Essentially, the Viterbi algorithm computes the shortest path through a DAG. If ...

tonyarkles · on May 14, 2023

There was a pretty funny, to me and my buddy, moment in our Digital Communications course when we were learning this. We were both dual EE/CS students while the rest of the class was straight EE. The professor is drawing out the trellis diagrams and going through this elaborate description of things and most people (including me and my buddy) were completely lost. At some point, though, he and I both had the same lightbulb moment. We turned to each other and simultaneously just whispered “it’s a dynamic programming problem”. And then it was all easy from there.

tgv · on May 14, 2023

Doesn't the algorithm work on directed graphs, rather than only DAGs, i.e., also on cyclic ones? That's a difference with Dijkstra, where cycles are excluded from the solution. Plus, it takes the graph and a sequence of transitions.

shoo · on May 14, 2023

> Doesn't the algorithm work on directed graphs, rather than only DAGs, i.e., also on cyclic ones? That's a difference with Dijkstra, where cycles are excluded from the solution

With the Viterbi algorithm, you're decoding a sequence of observations, indexed by observation time. At each timestep there's an array of probabilities indexed by the hidden states. State s at time t has some probability of transitioning to state s' at time t+1, defining an arc from the node (s, t) to the node (s', t+1). That defines the "trellis" structure. Since time doesn't loop back on itself, an arc can never point back to an earlier time, so there aren't any cycles in the trellis.

As lqet explains, its essentially computing a shortest path through the DAG.

The Viterbi algorithm could be reimplemented as Dijkstra's algorithm. But that wouldn't gain anything, and it'd make it harder to compute efficiently -- with Dijkstra's algorithm there's a sequential dependency of popping a minimal length path off the priority queue and expanding it before you're able to pop and start processing the next path (as the path you're expanding might push the next minimal length path onto the queue). The bottom-up Viterbi algorithm computation is closer to a BFS, where you could process the whole layer of arcs at corresponding to timestep t in parallel - apart from the argmin over input arcs at each node (s, t+1) in the next layer.
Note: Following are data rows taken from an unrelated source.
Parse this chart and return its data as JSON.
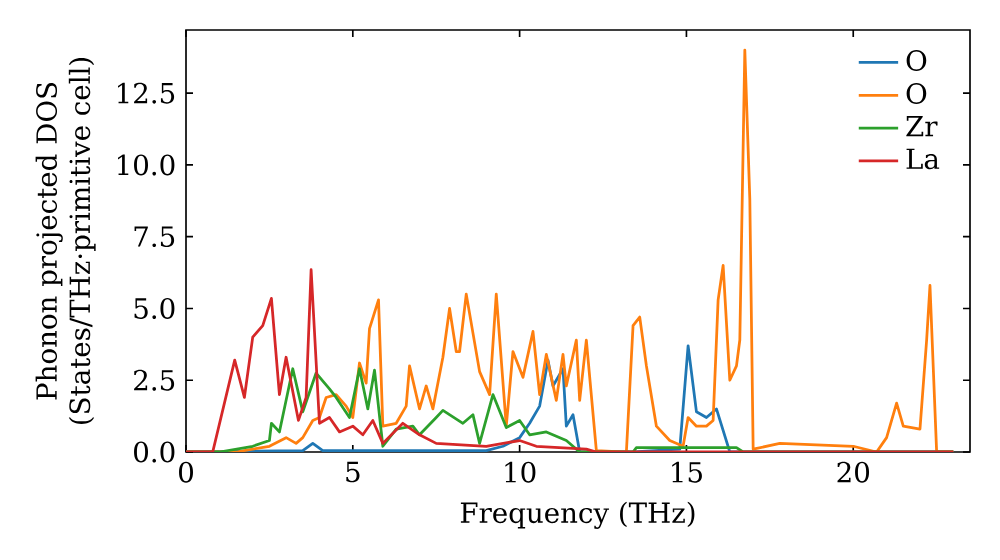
{
  "chart_data": {
    "type": "line",
    "xlabel": "Frequency (THz)",
    "ylabel": "Phonon projected DOS\n(States/THz·primitive cell)",
    "xlim": [
      0,
      23.5
    ],
    "ylim": [
      0,
      14.7
    ],
    "xticks": [
      0,
      5,
      10,
      15,
      20
    ],
    "yticks": [
      {
        "value": 0,
        "label": "0.0"
      },
      {
        "value": 2.5,
        "label": "2.5"
      },
      {
        "value": 5,
        "label": "5.0"
      },
      {
        "value": 7.5,
        "label": "7.5"
      },
      {
        "value": 10,
        "label": "10.0"
      },
      {
        "value": 12.5,
        "label": "12.5"
      }
    ],
    "legend": "top right",
    "grid": false,
    "marker": "none",
    "line_style": "solid",
    "series": [
      {
        "name": "O",
        "color": "#1f77b4",
        "x": [
          0,
          3.5,
          3.8,
          4.1,
          9,
          9.5,
          10,
          10.3,
          10.6,
          10.85,
          11,
          11.3,
          11.4,
          11.6,
          11.8,
          13.3,
          14.8,
          15.05,
          15.3,
          15.6,
          15.9,
          16.3,
          23
        ],
        "values": [
          0,
          0.05,
          0.3,
          0.05,
          0.05,
          0.2,
          0.5,
          1.0,
          1.6,
          3.2,
          2.3,
          2.9,
          0.9,
          1.3,
          0,
          0,
          0.1,
          3.7,
          1.4,
          1.2,
          1.5,
          0,
          0
        ]
      },
      {
        "name": "O",
        "color": "#ff7f0e",
        "x": [
          0,
          1.5,
          2,
          2.5,
          3,
          3.3,
          3.5,
          3.8,
          4,
          4.2,
          4.5,
          4.8,
          5,
          5.2,
          5.4,
          5.5,
          5.77,
          5.9,
          6.3,
          6.6,
          6.7,
          7,
          7.2,
          7.4,
          7.7,
          7.9,
          8.1,
          8.2,
          8.4,
          8.8,
          9.1,
          9.3,
          9.6,
          9.8,
          10.1,
          10.4,
          10.6,
          10.8,
          10.95,
          11.1,
          11.3,
          11.4,
          11.7,
          11.8,
          12,
          12.3,
          13.2,
          13.4,
          13.6,
          13.8,
          14.1,
          14.5,
          14.9,
          15.05,
          15.3,
          15.6,
          15.8,
          15.95,
          16.1,
          16.3,
          16.5,
          16.6,
          16.75,
          16.9,
          17,
          17.8,
          20,
          20.7,
          21,
          21.3,
          21.5,
          22,
          22.2,
          22.3,
          22.5,
          23
        ],
        "values": [
          0,
          0,
          0.1,
          0.2,
          0.5,
          0.3,
          0.5,
          1.1,
          1.2,
          1.9,
          2.0,
          1.6,
          1.2,
          3.1,
          2.4,
          4.3,
          5.3,
          0.9,
          1.0,
          1.6,
          3.0,
          1.5,
          2.3,
          1.5,
          3.3,
          5.0,
          3.5,
          3.5,
          5.5,
          2.8,
          2.0,
          5.5,
          0.9,
          3.5,
          2.6,
          4.2,
          2.0,
          3.4,
          2.6,
          1.8,
          3.4,
          2.3,
          3.9,
          1.8,
          3.9,
          0.05,
          0,
          4.4,
          4.7,
          3.0,
          0.9,
          0.4,
          0.2,
          1.2,
          0.9,
          0.9,
          1.1,
          5.3,
          6.5,
          2.5,
          3.0,
          3.9,
          14.0,
          8.8,
          0.1,
          0.3,
          0.2,
          0,
          0.5,
          1.7,
          0.9,
          0.8,
          3.9,
          5.8,
          0,
          0
        ]
      },
      {
        "name": "Zr",
        "color": "#2ca02c",
        "x": [
          0,
          1,
          2,
          2.5,
          2.56,
          2.8,
          3.2,
          3.5,
          3.9,
          4.3,
          4.5,
          4.9,
          5.2,
          5.45,
          5.65,
          5.9,
          6.3,
          6.8,
          7,
          7.5,
          7.7,
          8.3,
          8.6,
          8.8,
          9.2,
          9.6,
          10,
          10.3,
          10.8,
          11.4,
          11.8,
          13.4,
          13.5,
          15,
          16.5,
          16.7,
          22.6,
          23
        ],
        "values": [
          0,
          0,
          0.2,
          0.4,
          1.0,
          0.7,
          2.9,
          1.4,
          2.75,
          2.2,
          1.9,
          1.2,
          2.9,
          1.5,
          2.85,
          0.2,
          0.8,
          0.9,
          0.6,
          1.2,
          1.45,
          1.0,
          1.3,
          0.3,
          2.0,
          0.85,
          1.1,
          0.6,
          0.7,
          0.4,
          0,
          0,
          0.15,
          0.15,
          0.15,
          0,
          0,
          0
        ]
      },
      {
        "name": "La",
        "color": "#d62728",
        "x": [
          0,
          0.8,
          1.46,
          1.75,
          2.0,
          2.3,
          2.56,
          2.8,
          3.0,
          3.37,
          3.6,
          3.75,
          4.0,
          4.3,
          4.6,
          5.0,
          5.3,
          5.6,
          5.9,
          6.5,
          7.0,
          7.5,
          9,
          10,
          10.5,
          12,
          12.3,
          23
        ],
        "values": [
          0,
          0,
          3.2,
          1.9,
          4.0,
          4.4,
          5.35,
          2.0,
          3.3,
          1.1,
          1.9,
          6.35,
          1.0,
          1.2,
          0.7,
          0.9,
          0.6,
          1.1,
          0.3,
          1.0,
          0.6,
          0.3,
          0.2,
          0.4,
          0.2,
          0.1,
          0,
          0
        ]
      }
    ]
  }
}
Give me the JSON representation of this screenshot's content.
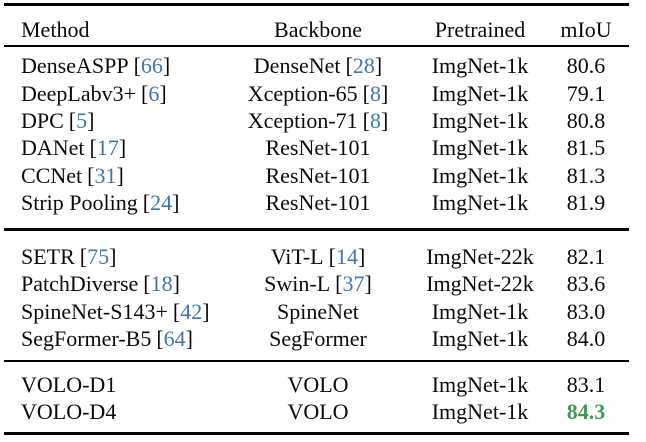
{
  "table": {
    "header": {
      "method": "Method",
      "backbone": "Backbone",
      "pretrained": "Pretrained",
      "miou": "mIoU"
    },
    "brackets": {
      "open": "[",
      "close": "]"
    },
    "groups": [
      {
        "rows": [
          {
            "method": "DenseASPP",
            "method_cite": "66",
            "backbone": "DenseNet",
            "backbone_cite": "28",
            "pretrained": "ImgNet-1k",
            "miou": "80.6"
          },
          {
            "method": "DeepLabv3+",
            "method_cite": "6",
            "backbone": "Xception-65",
            "backbone_cite": "8",
            "pretrained": "ImgNet-1k",
            "miou": "79.1"
          },
          {
            "method": "DPC",
            "method_cite": "5",
            "backbone": "Xception-71",
            "backbone_cite": "8",
            "pretrained": "ImgNet-1k",
            "miou": "80.8"
          },
          {
            "method": "DANet",
            "method_cite": "17",
            "backbone": "ResNet-101",
            "pretrained": "ImgNet-1k",
            "miou": "81.5"
          },
          {
            "method": "CCNet",
            "method_cite": "31",
            "backbone": "ResNet-101",
            "pretrained": "ImgNet-1k",
            "miou": "81.3"
          },
          {
            "method": "Strip Pooling",
            "method_cite": "24",
            "backbone": "ResNet-101",
            "pretrained": "ImgNet-1k",
            "miou": "81.9"
          }
        ]
      },
      {
        "rows": [
          {
            "method": "SETR",
            "method_cite": "75",
            "backbone": "ViT-L",
            "backbone_cite": "14",
            "pretrained": "ImgNet-22k",
            "miou": "82.1"
          },
          {
            "method": "PatchDiverse",
            "method_cite": "18",
            "backbone": "Swin-L",
            "backbone_cite": "37",
            "pretrained": "ImgNet-22k",
            "miou": "83.6"
          },
          {
            "method": "SpineNet-S143+",
            "method_cite": "42",
            "backbone": "SpineNet",
            "pretrained": "ImgNet-1k",
            "miou": "83.0"
          },
          {
            "method": "SegFormer-B5",
            "method_cite": "64",
            "backbone": "SegFormer",
            "pretrained": "ImgNet-1k",
            "miou": "84.0"
          }
        ]
      },
      {
        "rows": [
          {
            "method": "VOLO-D1",
            "backbone": "VOLO",
            "pretrained": "ImgNet-1k",
            "miou": "83.1"
          },
          {
            "method": "VOLO-D4",
            "backbone": "VOLO",
            "pretrained": "ImgNet-1k",
            "miou": "84.3",
            "miou_highlight": true
          }
        ]
      }
    ]
  },
  "colors": {
    "text": "#0b0b0b",
    "citation": "#3e76ad",
    "highlight": "#3d9a51",
    "rule": "#000000"
  }
}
Another small difference is that Viterbi's algorithm deals with node-weights as well as arc-weights, corresponding to the probability of emitting the observation y_t at timestep t, supposing the system had been in the hidden state s_i at time t. I think that can be dealt with by absorbing the node weights into the arc weights -- each weight is a log probability, and log probabilities can be added.

cs702 · on May 15, 2023

This is a great explanation. Thank you for posting it on HN!